Netanel Y. Tamir, Shir Amir, Ranel Itzhaky, Noam Atia, Shobhita Sundaram, Stephanie Fu, Ron Sokolovsky, Phillip Isola, Tali Dekel, Richard Zhang, Miriam Farber
TL;DR
This work addresses the lack of holistic, VR-specific SQoE evaluation for stereoscopic content by introducing the SCOPE dataset and the iSQoE predictor. SCOPE comprises 2400 stereo-image samples with diverse distortions and 2AFC human annotations gathered on VR headsets, enabling training of a holistic SQoE model.
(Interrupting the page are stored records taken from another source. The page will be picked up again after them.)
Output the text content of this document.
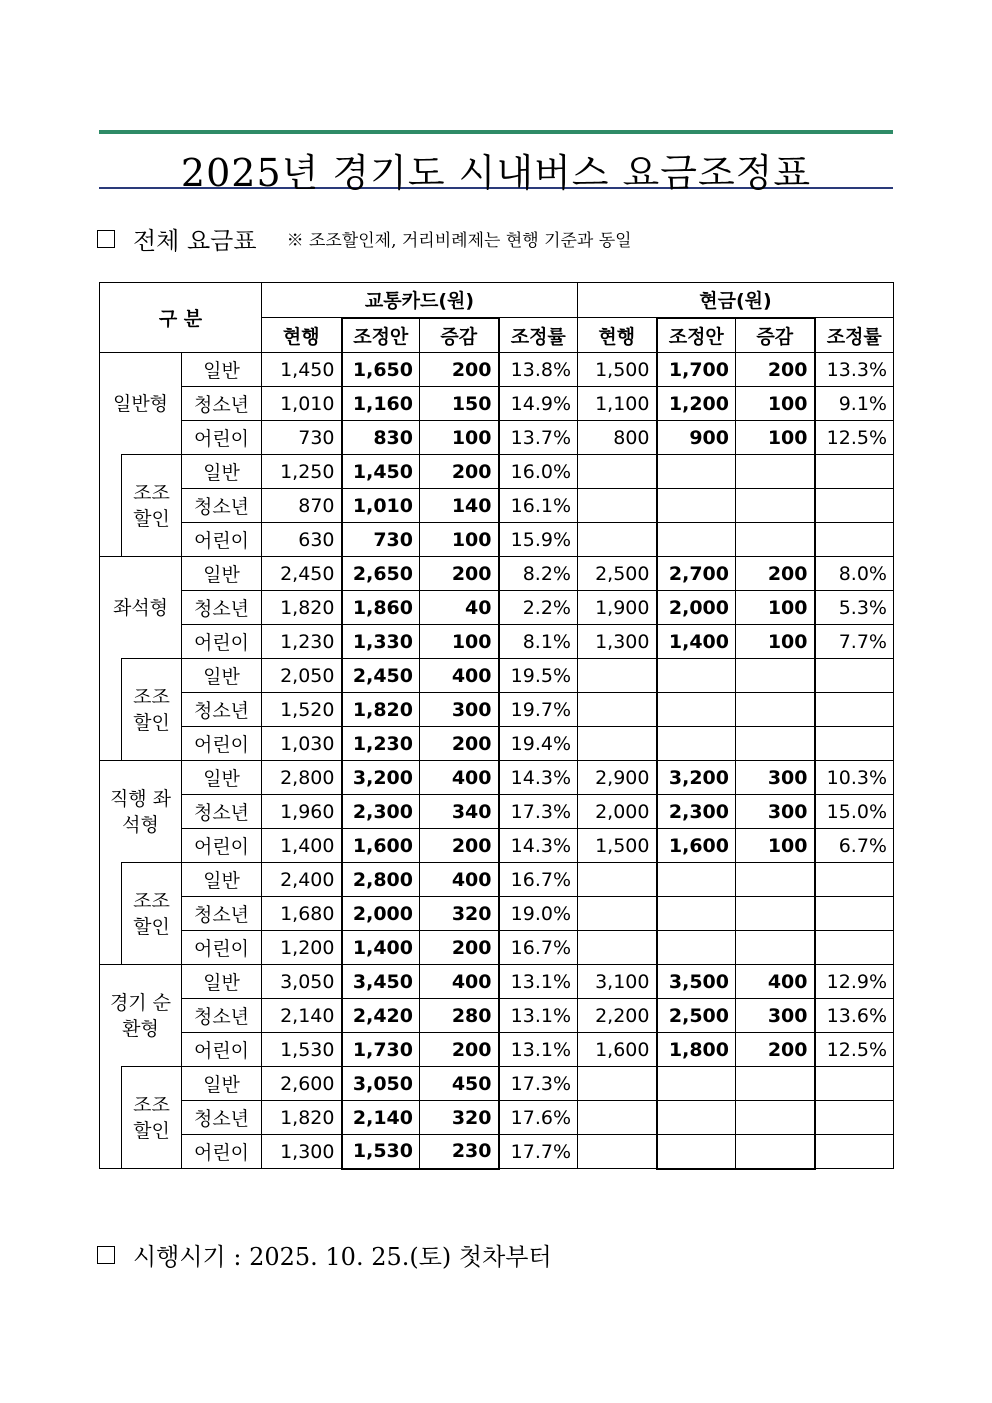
2025년 경기도 시내버스 요금조정표
전체 요금표 ※ 조조할인제, 거리비례제는 현행 기준과 동일
구 분			교통카드(원)				현금(원)			
			현행	조정안	증감	조정률	현행	조정안	증감	조정률
일반형		일반	1,450	1,650	200	13.8%	1,500	1,700	200	13.3%
		청소년	1,010	1,160	150	14.9%	1,100	1,200	100	9.1%
		어린이	730	830	100	13.7%	800	900	100	12.5%
	조조 할인	일반	1,250	1,450	200	16.0%				
		청소년	870	1,010	140	16.1%				
		어린이	630	730	100	15.9%				
좌석형		일반	2,450	2,650	200	8.2%	2,500	2,700	200	8.0%
		청소년	1,820	1,860	40	2.2%	1,900	2,000	100	5.3%
		어린이	1,230	1,330	100	8.1%	1,300	1,400	100	7.7%
	조조 할인	일반	2,050	2,450	400	19.5%				
		청소년	1,520	1,820	300	19.7%				
		어린이	1,030	1,230	200	19.4%				
직행 좌석형		일반	2,800	3,200	400	14.3%	2,900	3,200	300	10.3%
		청소년	1,960	2,300	340	17.3%	2,000	2,300	300	15.0%
		어린이	1,400	1,600	200	14.3%	1,500	1,600	100	6.7%
	조조 할인	일반	2,400	2,800	400	16.7%				
		청소년	1,680	2,000	320	19.0%				
		어린이	1,200	1,400	200	16.7%				
경기 순환형		일반	3,050	3,450	400	13.1%	3,100	3,500	400	12.9%
		청소년	2,140	2,420	280	13.1%	2,200	2,500	300	13.6%
		어린이	1,530	1,730	200	13.1%	1,600	1,800	200	12.5%
	조조 할인	일반	2,600	3,050	450	17.3%				
		청소년	1,820	2,140	320	17.6%				
		어린이	1,300	1,530	230	17.7%				
시행시기 : 2025. 10. 25.(토) 첫차부터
The iSQoE architecture leverages cross-attention between left and right image backbones, Siamese training with a hinge loss, and LoRA-finetuned DINOv2, showing superior alignment with human preferences over existing SIQA/IQA baselines and robust extrapolation to unseen distortions. The findings underscore the necessity of VR-centric annotations, reveal cross-device variability in perception, and demonstrate practical utility for evaluating mono-to-stereo generation methods in immersive environments.
Abstract
With rapid advancements in virtual reality (VR) headsets, effectively measuring stereoscopic quality of experience (SQoE) has become essential for delivering immersive and comfortable 3D experiences. However, most existing stereo metrics focus on isolated aspects of the viewing experience such as visual discomfort or image quality, and have traditionally faced data limitations. To address these gaps, we present SCOPE (Stereoscopic COntent Preference Evaluation), a new dataset comprised of real and synthetic stereoscopic images featuring a wide range of common perceptual distortions and artifacts. The dataset is labeled with preference annotations collected on a VR headset, with our findings indicating a notable degree of consistency in user preferences across different headsets. Additionally, we present iSQoE, a new model for stereo quality of experience assessment trained on our dataset. We show that iSQoE aligns better with human preferences than existing methods when comparing mono-to-stereo conversion methods.